Whitley Sheriff receives relatively clean audit
The Whitley County Sheriff received a relatively clean audit from Mike Harmon, the Kentucky Auditor of Public Accounts.
“I am extremely pleased with the audit. All the money is accounted for,” said Whitley County Sheriff Todd Shelley.
The audit consisted of two findings. The first stated, “The Whitley County Sheriff’s Office does not have adequate segregation of duties.”
“I know when I went to the Sheriff’s convention there are were several other sheriffs who always get wrote up for segregation of duties,” said Sheriff Shelley. “We are shorthanded.
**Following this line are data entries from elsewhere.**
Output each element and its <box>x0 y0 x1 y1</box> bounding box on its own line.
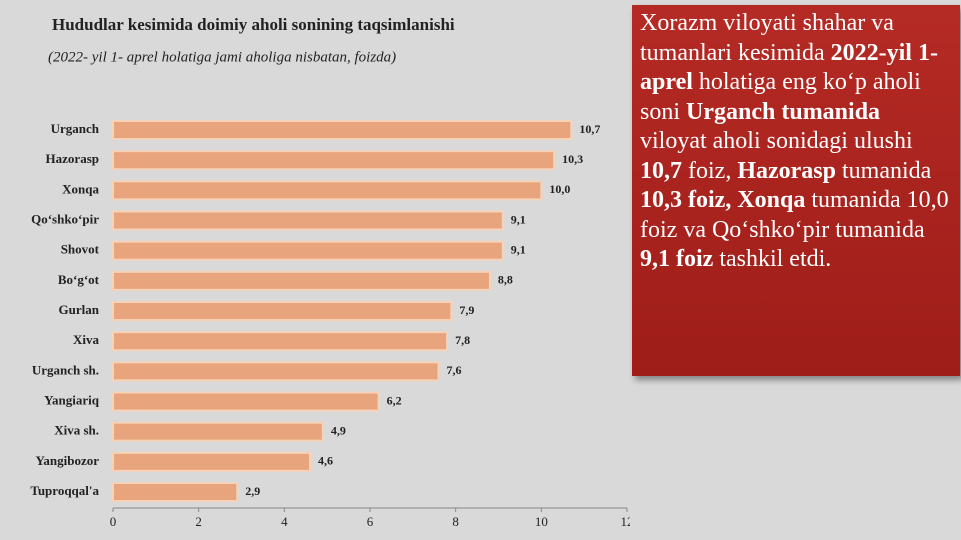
value-label: 4,6 <box>318 454 333 468</box>
value-label: 7,8 <box>455 333 470 347</box>
value-label: 7,6 <box>447 363 462 377</box>
value-label: 9,1 <box>511 212 526 226</box>
bar <box>112 270 491 291</box>
y-tick-label: Bo‘g‘ot <box>58 272 100 287</box>
y-tick-label: Urganch sh. <box>32 362 99 377</box>
value-label: 7,9 <box>459 303 474 317</box>
y-tick-label: Gurlan <box>59 302 100 317</box>
y-tick-label: Xiva <box>73 332 100 347</box>
x-tick-label: 4 <box>281 514 288 529</box>
x-tick-label: 2 <box>195 514 202 529</box>
y-tick-label: Qo‘shko‘pir <box>31 211 99 226</box>
text-run: Xorazm viloyati shahar va tumanlari kesi… <box>640 10 894 66</box>
value-label: 10,7 <box>579 122 600 136</box>
value-label: 6,2 <box>387 393 402 407</box>
bar <box>112 150 556 171</box>
value-label: 4,9 <box>331 423 346 437</box>
y-tick-label: Xiva sh. <box>54 423 99 438</box>
bar <box>112 210 504 231</box>
text-run: foiz, <box>682 157 738 184</box>
bar <box>112 361 440 382</box>
y-tick-label: Yangibozor <box>35 453 99 468</box>
bar <box>112 421 324 442</box>
x-tick-label: 0 <box>110 514 117 529</box>
value-label: 10,3 <box>562 152 583 166</box>
x-tick-label: 6 <box>367 514 374 529</box>
value-label: 8,8 <box>498 273 513 287</box>
x-tick-label: 8 <box>452 514 459 529</box>
text-run: tumanida 10,0 foiz va Qo‘shko‘pir tumani… <box>640 187 949 243</box>
bar <box>112 240 504 261</box>
chart-subtitle: (2022- yil 1- aprel holatiga jami aholig… <box>48 49 396 65</box>
text-run: viloyat aholi sonidagi ulushi <box>640 128 913 154</box>
bar <box>112 180 543 201</box>
text-run: 9,1 foiz <box>640 246 714 272</box>
y-tick-label: Shovot <box>61 242 100 257</box>
y-tick-label: Hazorasp <box>46 151 99 166</box>
chart-title: Hududlar kesimida doimiy aholi sonining … <box>52 15 455 34</box>
text-run: 10,3 foiz, Xonqa <box>640 187 806 213</box>
text-box: Xorazm viloyati shahar va tumanlari kesi… <box>632 5 960 376</box>
bar <box>112 482 239 503</box>
y-tick-label: Urganch <box>51 121 100 136</box>
value-label: 9,1 <box>511 242 526 256</box>
bar <box>112 451 312 472</box>
text-run: tashkil etdi. <box>713 246 832 272</box>
y-tick-label: Tuproqqal'a <box>30 483 99 498</box>
bar <box>112 331 449 352</box>
chart: Hududlar kesimida doimiy aholi sonining … <box>30 15 631 529</box>
x-tick-label: 12 <box>621 514 631 529</box>
value-label: 2,9 <box>245 484 260 498</box>
text-run: 2022-yil 1- aprel <box>640 39 938 96</box>
bar <box>112 391 380 412</box>
x-tick-label: 10 <box>535 514 548 529</box>
bar <box>112 301 453 322</box>
bar <box>112 120 573 140</box>
text-run: Urganch tumanida <box>686 98 881 125</box>
text-run: holatiga eng ko‘p aholi soni <box>640 69 921 125</box>
y-tick-label: Yangiariq <box>44 393 100 408</box>
value-label: 10,0 <box>549 182 570 196</box>
text-run: 10,7 <box>640 157 682 184</box>
text-run: Hazorasp <box>737 157 836 184</box>
text-run: tumanida <box>835 157 932 184</box>
y-tick-label: Xonqa <box>62 181 99 196</box>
The money is not there to pay more employees.”
Michael Goins, the Director of Communications for the Auditor of Public Accounts, said the finding is probably the most common in audits.
Harmon recommends the Sheriff’s office, “Separate the duties involved in receiving cash, preparing deposits, writing checks, posting to ledgers, preparing monthly bank reconciliations, and comparing financial reports to ledgers to separate individuals.”
If those actions are not feasible for the department, the auditor recommends, “cross checking procedures should be implemented and documented by the individual performing the procedures.”
The second finding stated, “The Whitley County Sheriff’s fourth quarter report was not accurate.”
The finding further details that the report given to the Department of Local Government (DLG) was submitted without including receivables and liabilities.
According to the audit, “Receipts were understated by $69,824 and operating disbursements were understated by $79,117, resulting in receipts and disbursements reported to the regulating bodies and to the public to be inaccurate.”
No money was missing from the accounts.
“It means that there is not money missing,” said Groins. “He made those payments, but just in the amounts that he provided to the DLG, those amounts did not show up.”
“It was just, for lack of a better term, it was more than likely just a clerical error where those amounts had been taken care of, but when that information was submitted to the DLG, that information was not part of that,” said Goins.
The auditor’s recommendation was for the Sheriff’s office to implement stronger internal controls over the financial reporting process.
Goins said that the Sheriff’s office is not alone in receiving those findings in the audit.
“These two findings are findings that we see with other county officials throughout Kentucky, so it is not an isolated finding,” said Goins.